Israel’s defense sector phases out Chinese cars over security concerns and U.S. pressure

WallaCenter
Translated & summarized from Walla by baba
The story · English

Israel’s defense establishment is moving away from Chinese-made cars, citing espionage risks and American pressure. After about five years in which some MG ZS EV models were used by the security unit at the IDF General Staff camp in Tel Aviv, the military and defense institutions are now ending their reliance on Chinese vehicles.

Rafael and Elbit have recently decided to begin removing Chinese cars from their company fleets, even though they had initially planned to keep using them after Israel Aerospace Industries had already stopped. That earlier decision followed recommendations from security officials. The Ministry of Defense had also already halted the inclusion of Chinese vehicles in new tenders.

The IDF was the first major body to fully stop using them, replacing hundreds of Chery Tiggo 7s that had been leased to officers with large families with Mitsubishi Outlander models, as previously reported by Walla Cars. The military had also leased Chery Tiggo 8 and used Chinese electric security-patrol vehicles, but it has since restricted Chinese cars from sensitive bases, including private cars owned by career soldiers and reservists.
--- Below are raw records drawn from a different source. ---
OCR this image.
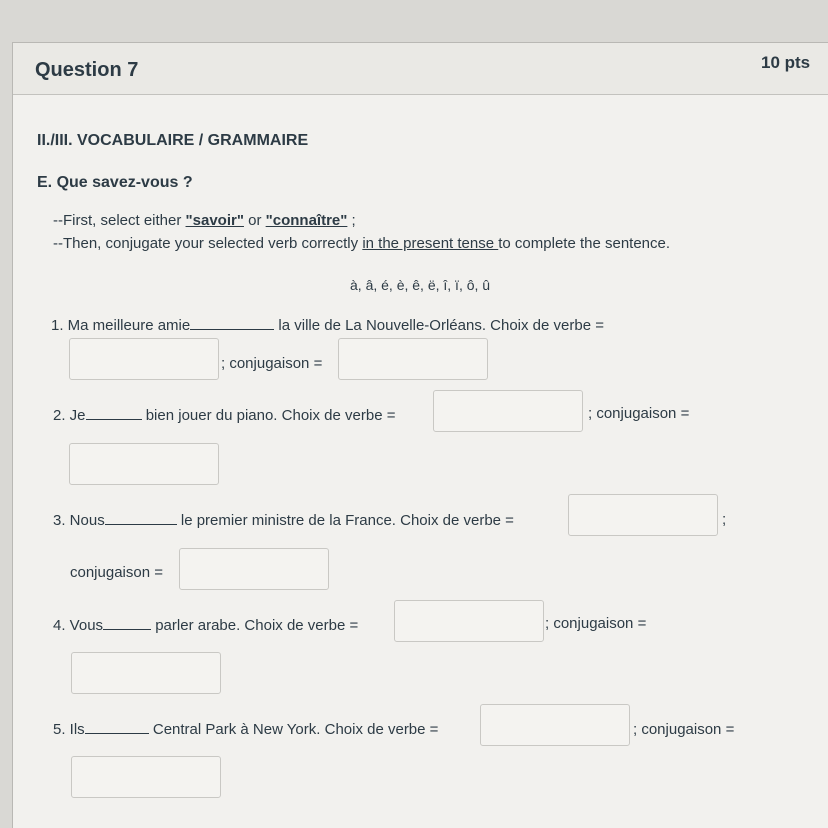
Question 7	10 pts
II./III. VOCABULAIRE / GRAMMAIRE
E. Que savez-vous ?
--First, select either "savoir" or "connaître" ;
--Then, conjugate your selected verb correctly in the present tense to complete the sentence.
à, â, é, è, ê, ë, î, ï, ô, û
1. Ma meilleure amie	la ville de La Nouvelle-Orléans. Choix de verbe =
; conjugaison =
2. Je	bien jouer du piano. Choix de verbe =	; conjugaison =
3. Nous	le premier ministre de la France. Choix de verbe =	;
conjugaison =
4. Vous	parler arabe. Choix de verbe =	; conjugaison =
5. Ils	Central Park à New York. Choix de verbe =	; conjugaison =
The concern is that modern vehicles contain advanced cameras, microphones, navigation systems that can identify location, and cellular communications that can transmit data from the car. Together, the defense sector and defense industries operate tens of thousands of company cars, usually through leasing, and those fleets will now be open only to manufacturers from South Korea, Japan, Europe, and the United States.

For electric vehicles, the decision could benefit the relatively small number of non-Chinese models sold in Israel, including Hyundai, Kia, Toyota, Citroen, and Renault. More than 40% of new cars sold in Israel are Chinese, and the number of Chinese cars on the road has surpassed 150,000. The article raises the question of whether the defense-sector move could affect the civilian market and slow China’s rapid penetration, which is considered the fastest in the West, where Chinese brands are still below 15% market share on average.